Oral administration of Sup-O significantly increased the activity of G6pase, in the liver and kidneys of postmenopausal ovariectomized rats (OVX-OC), resulting in an increase in blood glucose. However, the activity of G6pase was decreased in both liver and kidney tissues supplementation with OVX-OS. Similar results were obtained by supplementation with Ppt-F. In postmenopausal OVX-FC, G6pase was significantly increased in both liver and kidney tissues. However, the activity of G6pase in hepatic and nephritic tissues was decreased by supplementation with OVX-FP. The activity of GK, which is involved in promoting blood storage of glycogen and is therefore one factor that can control the risk of diabetes, was significantly decreased in postmenopausal OVX-OC and OVX-FC. Although the extent of the increases differed, the activity of GK both in liver and kidney tissues was increased by the supplementation with OVX-OS and OVX-FP. Pari and Amarnath Satheesh (2004) showed that G6pase inhibitors lower blood glucose levels in experimental animal models of diabetes. Further, Kim et al. (2004) reported that in diabetes GK activity is reduced and glucose synthesized in the liver is released into the blood, which disrupts physiological control of blood glucose levels. Therefore, the results of our present study suggest that pollen helps recover the activities of enzymes involves in regulating blood glucose levels, which are decreased by menopause and obesity.

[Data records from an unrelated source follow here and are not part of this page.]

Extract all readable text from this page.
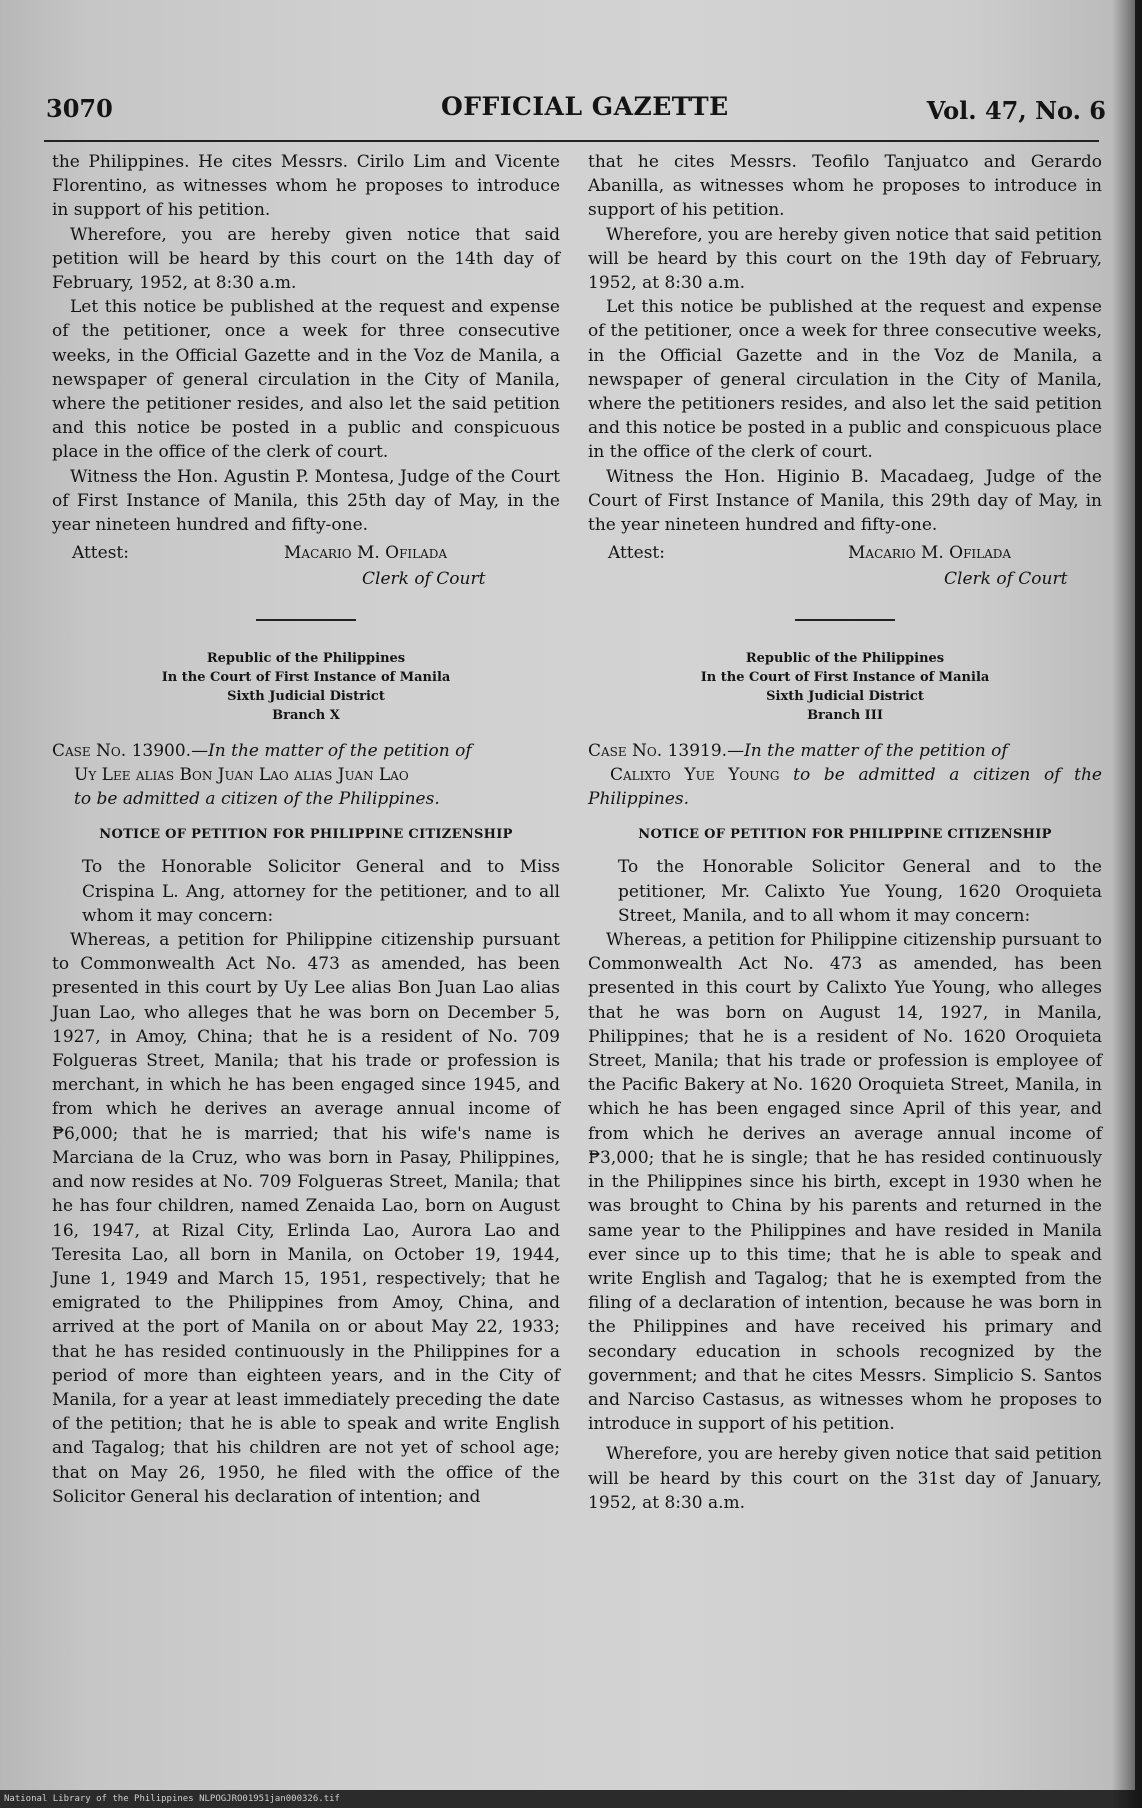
3070	OFFICIAL GAZETTE	Vol. 47, No. 6

the Philippines. He cites Messrs. Cirilo Lim and Vicente Florentino, as witnesses whom he proposes to introduce in support of his petition.

Wherefore, you are hereby given notice that said petition will be heard by this court on the 14th day of February, 1952, at 8:30 a.m.

Let this notice be published at the request and expense of the petitioner, once a week for three consecutive weeks, in the Official Gazette and in the Voz de Manila, a newspaper of general circulation in the City of Manila, where the petitioner resides, and also let the said petition and this notice be posted in a public and conspicuous place in the office of the clerk of court.

Witness the Hon. Agustin P. Montesa, Judge of the Court of First Instance of Manila, this 25th day of May, in the year nineteen hundred and fifty-one.

Attest:	Macario M. Ofilada
Clerk of Court
Republic of the Philippines
In the Court of First Instance of Manila
Sixth Judicial District
Branch X
Case No. 13900.—In the matter of the petition of
Uy Lee alias Bon Juan Lao alias Juan Lao
to be admitted a citizen of the Philippines.
NOTICE OF PETITION FOR PHILIPPINE CITIZENSHIP

To the Honorable Solicitor General and to Miss Crispina L. Ang, attorney for the petitioner, and to all whom it may concern:

Whereas, a petition for Philippine citizenship pursuant to Commonwealth Act No. 473 as amended, has been presented in this court by Uy Lee alias Bon Juan Lao alias Juan Lao, who alleges that he was born on December 5, 1927, in Amoy, China; that he is a resident of No. 709 Folgueras Street, Manila; that his trade or profession is merchant, in which he has been engaged since 1945, and from which he derives an average annual income of ₱6,000; that he is married; that his wife's name is Marciana de la Cruz, who was born in Pasay, Philippines, and now resides at No. 709 Folgueras Street, Manila; that he has four children, named Zenaida Lao, born on August 16, 1947, at Rizal City, Erlinda Lao, Aurora Lao and Teresita Lao, all born in Manila, on October 19, 1944, June 1, 1949 and March 15, 1951, respectively; that he emigrated to the Philippines from Amoy, China, and arrived at the port of Manila on or about May 22, 1933; that he has resided continuously in the Philippines for a period of more than eighteen years, and in the City of Manila, for a year at least immediately preceding the date of the petition; that he is able to speak and write English and Tagalog; that his children are not yet of school age; that on May 26, 1950, he filed with the office of the Solicitor General his declaration of intention; and

that he cites Messrs. Teofilo Tanjuatco and Gerardo Abanilla, as witnesses whom he proposes to introduce in support of his petition.

Wherefore, you are hereby given notice that said petition will be heard by this court on the 19th day of February, 1952, at 8:30 a.m.

Let this notice be published at the request and expense of the petitioner, once a week for three consecutive weeks, in the Official Gazette and in the Voz de Manila, a newspaper of general circulation in the City of Manila, where the petitioners resides, and also let the said petition and this notice be posted in a public and conspicuous place in the office of the clerk of court.

Witness the Hon. Higinio B. Macadaeg, Judge of the Court of First Instance of Manila, this 29th day of May, in the year nineteen hundred and fifty-one.

Attest:	Macario M. Ofilada
Clerk of Court
Republic of the Philippines
In the Court of First Instance of Manila
Sixth Judicial District
Branch III
Case No. 13919.—In the matter of the petition of
Calixto Yue Young to be admitted a citizen of the Philippines.
NOTICE OF PETITION FOR PHILIPPINE CITIZENSHIP

To the Honorable Solicitor General and to the petitioner, Mr. Calixto Yue Young, 1620 Oroquieta Street, Manila, and to all whom it may concern:

Whereas, a petition for Philippine citizenship pursuant to Commonwealth Act No. 473 as amended, has been presented in this court by Calixto Yue Young, who alleges that he was born on August 14, 1927, in Manila, Philippines; that he is a resident of No. 1620 Oroquieta Street, Manila; that his trade or profession is employee of the Pacific Bakery at No. 1620 Oroquieta Street, Manila, in which he has been engaged since April of this year, and from which he derives an average annual income of ₱3,000; that he is single; that he has resided continuously in the Philippines since his birth, except in 1930 when he was brought to China by his parents and returned in the same year to the Philippines and have resided in Manila ever since up to this time; that he is able to speak and write English and Tagalog; that he is exempted from the filing of a declaration of intention, because he was born in the Philippines and have received his primary and secondary education in schools recognized by the government; and that he cites Messrs. Simplicio S. Santos and Narciso Castasus, as witnesses whom he proposes to introduce in support of his petition.

Wherefore, you are hereby given notice that said petition will be heard by this court on the 31st day of January, 1952, at 8:30 a.m.

National Library of the Philippines NLPOGJRO01951jan000326.tif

In conclusion, we carried out a series of studies to review acid-treated pollen obtained by deposition of acorn pollens in apple vinegar as a functional food. As commercial apple vinegar was used for acid treatment, consuming this by proper dilution is possible. We treated pollen with acid for 30 days since preliminary results showed that after 30 days there are no increases in extraction of functional component that may improve health. After 30 days of processing, the apple vinegar had a pH 2.56, which did not induce changes to or crack to the surface of the pollen. It may be inferred that substances inside the pollen are extracted through the holes in the surface, such as seven of the eight essential amino acids necessary for growth and maintenance of human health. In addition, there up to 15 types of ‘functional’ amino acids which contain nitrogen compounds. Acid-treated pollen solutions containing high-quality nitrogen compounds are believed to be effective for controlling obesity, such as through inhibiting the activity of carbohydrates and fat digestive enzymes. Thus, the effect on carbohydrate and fat hydrolysis can be expected to induce anti-obesity effects and improve glucose metabolism after menopause. We also investigated this hypothesis through analyzing biomarkers associated with glycolysis and obesity control in menopausal ovariectomized rats. Treatment with acid treatment pollen significantly decreased the activity of the G6pase, an enzyme involved in gluconeogenesis, which is activated after menopause to increase serum glucose levels, often leading to obesity. Furthermore, GK, an enzyme that involved in the first stage of glycolysis, often shows decreased activity following menopause, which decreases blood glucose levels. We showed that acid-treated pollen was effective in restoring GK activity. These results that acid-treated pollen may be used as a functional health food material for post-menopausal metabolism.